Julia Hobsbawm, Chairman and Chief Executive Officer, Editorial Intelligence
World Conference on International Telecommunications
3-14 December 2012
Dubai, United Arab Emirates
World Press Freedom Day
3 May 2013
World Summit on the Information Society
13-17 May 2013
The overall vision of the Global Agenda Council on Informed Societies is to identify and raise awareness of how different stakeholders can ensure that all citizens have access to reliable information to make informed decisions, whether they concern politics, economics, sustainable choices, and so on. In particular, the Council has two key areas of focus, which are heavily interlinked: first, to develop a Code of Conduct for Government Leaders, and, second, to produce an Index on Informed Societies.

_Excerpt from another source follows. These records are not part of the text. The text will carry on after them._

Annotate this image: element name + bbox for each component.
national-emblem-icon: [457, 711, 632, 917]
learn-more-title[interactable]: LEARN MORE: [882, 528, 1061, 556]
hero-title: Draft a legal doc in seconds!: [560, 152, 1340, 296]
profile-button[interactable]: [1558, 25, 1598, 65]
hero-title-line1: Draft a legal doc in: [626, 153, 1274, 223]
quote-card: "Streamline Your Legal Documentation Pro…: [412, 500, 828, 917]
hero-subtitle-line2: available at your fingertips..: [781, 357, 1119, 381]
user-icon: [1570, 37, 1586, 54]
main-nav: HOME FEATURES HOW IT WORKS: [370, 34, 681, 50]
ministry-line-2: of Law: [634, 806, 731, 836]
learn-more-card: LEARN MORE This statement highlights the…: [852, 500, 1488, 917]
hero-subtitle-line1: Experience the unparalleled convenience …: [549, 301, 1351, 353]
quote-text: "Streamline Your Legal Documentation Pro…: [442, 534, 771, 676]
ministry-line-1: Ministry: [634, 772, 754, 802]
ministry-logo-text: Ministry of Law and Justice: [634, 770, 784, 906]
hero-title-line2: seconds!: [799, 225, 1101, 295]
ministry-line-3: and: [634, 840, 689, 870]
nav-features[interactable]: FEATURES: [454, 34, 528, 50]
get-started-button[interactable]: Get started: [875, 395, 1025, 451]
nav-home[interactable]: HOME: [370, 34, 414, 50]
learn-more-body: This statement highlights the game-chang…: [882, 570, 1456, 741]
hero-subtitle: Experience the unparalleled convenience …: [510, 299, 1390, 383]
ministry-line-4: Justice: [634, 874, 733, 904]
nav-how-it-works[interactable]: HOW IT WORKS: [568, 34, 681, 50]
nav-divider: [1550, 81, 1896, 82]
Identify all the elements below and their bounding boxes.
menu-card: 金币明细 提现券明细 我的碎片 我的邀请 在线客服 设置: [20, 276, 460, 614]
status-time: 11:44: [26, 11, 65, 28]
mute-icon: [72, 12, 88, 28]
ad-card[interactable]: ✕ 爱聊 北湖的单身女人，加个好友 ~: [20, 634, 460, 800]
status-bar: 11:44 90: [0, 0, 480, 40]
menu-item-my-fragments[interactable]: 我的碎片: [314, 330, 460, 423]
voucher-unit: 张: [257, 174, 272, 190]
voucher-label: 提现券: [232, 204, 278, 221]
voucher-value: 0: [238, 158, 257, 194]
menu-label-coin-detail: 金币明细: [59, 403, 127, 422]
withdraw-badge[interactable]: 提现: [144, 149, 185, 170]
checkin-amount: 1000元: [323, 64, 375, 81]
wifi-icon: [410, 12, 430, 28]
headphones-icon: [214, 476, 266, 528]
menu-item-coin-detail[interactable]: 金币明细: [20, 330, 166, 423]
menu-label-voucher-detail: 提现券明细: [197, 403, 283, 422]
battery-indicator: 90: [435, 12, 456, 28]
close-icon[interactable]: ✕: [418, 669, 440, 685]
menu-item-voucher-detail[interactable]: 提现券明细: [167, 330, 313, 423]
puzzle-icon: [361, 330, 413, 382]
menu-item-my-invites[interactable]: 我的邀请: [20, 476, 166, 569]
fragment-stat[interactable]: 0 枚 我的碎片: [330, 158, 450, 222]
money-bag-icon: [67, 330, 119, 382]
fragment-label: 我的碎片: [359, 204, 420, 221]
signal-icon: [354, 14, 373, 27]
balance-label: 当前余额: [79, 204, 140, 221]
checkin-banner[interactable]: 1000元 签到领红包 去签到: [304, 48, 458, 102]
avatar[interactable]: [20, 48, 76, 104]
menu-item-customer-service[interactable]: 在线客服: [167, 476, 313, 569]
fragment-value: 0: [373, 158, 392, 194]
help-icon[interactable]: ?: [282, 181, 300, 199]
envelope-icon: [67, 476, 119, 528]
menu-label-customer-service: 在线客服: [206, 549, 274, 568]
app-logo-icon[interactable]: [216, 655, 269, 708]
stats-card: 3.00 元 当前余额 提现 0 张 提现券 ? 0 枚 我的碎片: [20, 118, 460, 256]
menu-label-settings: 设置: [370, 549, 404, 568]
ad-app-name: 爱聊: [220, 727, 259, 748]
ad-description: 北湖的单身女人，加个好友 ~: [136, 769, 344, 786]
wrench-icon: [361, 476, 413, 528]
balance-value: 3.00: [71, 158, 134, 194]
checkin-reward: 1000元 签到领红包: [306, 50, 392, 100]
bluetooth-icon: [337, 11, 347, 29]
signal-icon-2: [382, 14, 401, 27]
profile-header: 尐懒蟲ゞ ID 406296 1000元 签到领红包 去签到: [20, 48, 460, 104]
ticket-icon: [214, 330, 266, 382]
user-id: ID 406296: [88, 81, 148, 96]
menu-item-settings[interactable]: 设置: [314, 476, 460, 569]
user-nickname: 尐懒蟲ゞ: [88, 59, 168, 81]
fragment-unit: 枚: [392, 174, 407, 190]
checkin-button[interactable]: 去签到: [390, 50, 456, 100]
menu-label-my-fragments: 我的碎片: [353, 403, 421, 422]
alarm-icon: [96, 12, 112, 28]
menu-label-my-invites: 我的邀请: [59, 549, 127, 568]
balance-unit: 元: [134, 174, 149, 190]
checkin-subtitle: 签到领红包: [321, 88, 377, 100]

The Code is intended as a model for states that are trying to identify how citizens can gain access to reliable information in order to make informed decisions. The Council has developed key analytical criteria and will design the Code as an objective guide for government leaders. The four components of the Code are: transparency, media literacy, privacy and empowerment of citizens. The Index will use these criteria to rank countries according to their current status in achieving fully informed societies. Although it will be regularly updated, part of its purpose will also be to act as a reference point for pressure groups to encourage their governments to make progress towards an informed society. Going beyond these two focus areas, the Council will also encourage governments to adopt the Code as a step towards the advancement of informed societies, both domestically and internationally.